Here is the question:
A tree is a connected simple graph with no cycle.
Prove that any tree with $n$ nodes has at least $\frac {n}{2}$ nodes with degree $1$ or $2$. $n \ge 2$
I try to use mathematical induction to prove this with the base case of $2$. Every tree will have $n-1$ edges if there are $n$ vertices. So the Base Case will have at least one node with degree of $1$. However, it seems like it is very hard to prove the $k+1th$ case. Any method to approach this question? Thanks
Suppose that there were fewer than $n/2$ nodes with degree $1$ or $2$. If $n$ is even then this means there are at least $n/2+1$ nodes with degree $3$ or more, and if $n$ is odd then there are at least $(n+1)/2$ nodes with degree $3$ or more. Of course, since trees are connected, the rest of the nodes have degree at least $1$.

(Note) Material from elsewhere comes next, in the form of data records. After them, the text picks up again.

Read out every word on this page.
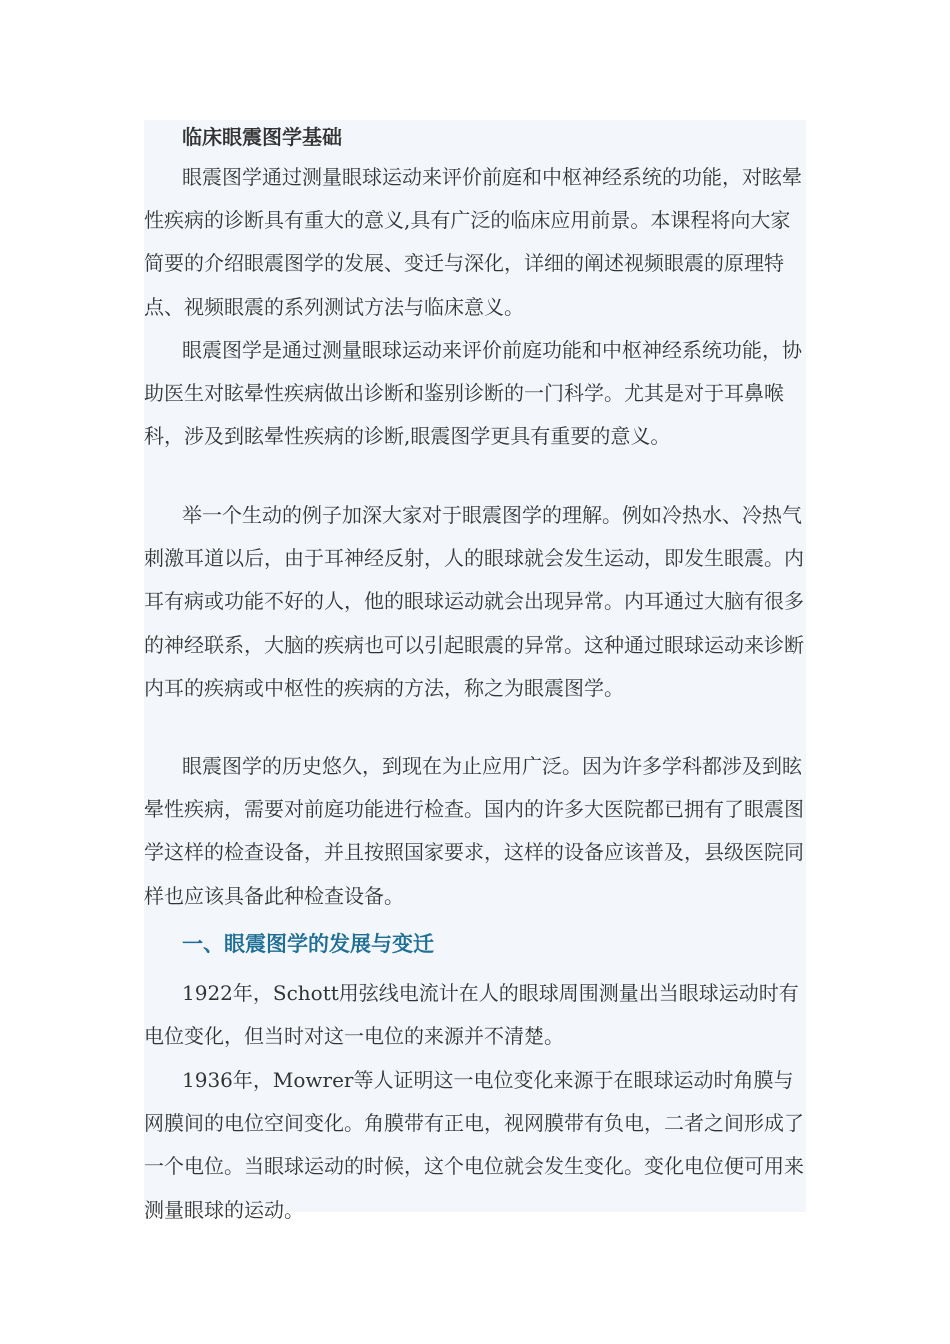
临床眼震图学基础

眼震图学通过测量眼球运动来评价前庭和中枢神经系统的功能，对眩晕性疾病的诊断具有重大的意义,具有广泛的临床应用前景。本课程将向大家简要的介绍眼震图学的发展、变迁与深化，详细的阐述视频眼震的原理特点、视频眼震的系列测试方法与临床意义。

眼震图学是通过测量眼球运动来评价前庭功能和中枢神经系统功能，协助医生对眩晕性疾病做出诊断和鉴别诊断的一门科学。尤其是对于耳鼻喉科，涉及到眩晕性疾病的诊断,眼震图学更具有重要的意义。

举一个生动的例子加深大家对于眼震图学的理解。例如冷热水、冷热气刺激耳道以后，由于耳神经反射，人的眼球就会发生运动，即发生眼震。内耳有病或功能不好的人，他的眼球运动就会出现异常。内耳通过大脑有很多的神经联系，大脑的疾病也可以引起眼震的异常。这种通过眼球运动来诊断内耳的疾病或中枢性的疾病的方法，称之为眼震图学。

眼震图学的历史悠久，到现在为止应用广泛。因为许多学科都涉及到眩晕性疾病，需要对前庭功能进行检查。国内的许多大医院都已拥有了眼震图学这样的检查设备，并且按照国家要求，这样的设备应该普及，县级医院同样也应该具备此种检查设备。

一、眼震图学的发展与变迁

1922年，Schott用弦线电流计在人的眼球周围测量出当眼球运动时有电位变化，但当时对这一电位的来源并不清楚。

1936年，Mowrer等人证明这一电位变化来源于在眼球运动时角膜与网膜间的电位空间变化。角膜带有正电，视网膜带有负电，二者之间形成了一个电位。当眼球运动的时候，这个电位就会发生变化。变化电位便可用来测量眼球的运动。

Now take the total sum of the degrees. In the even case it is at least $3n/2+3 + n/2-1 = 2n + 2$, so by the handshaking lemma there are at least $n+1$ edges. In the odd case the sum is at least $3(n+1)/2 + (n+1)/2 = 2(n+1) = 2n+2$ as well, so again there are at least $n+1$ edges.
But this is absurd, since we know there are only $n-1$ edges in a tree on $n$ nodes.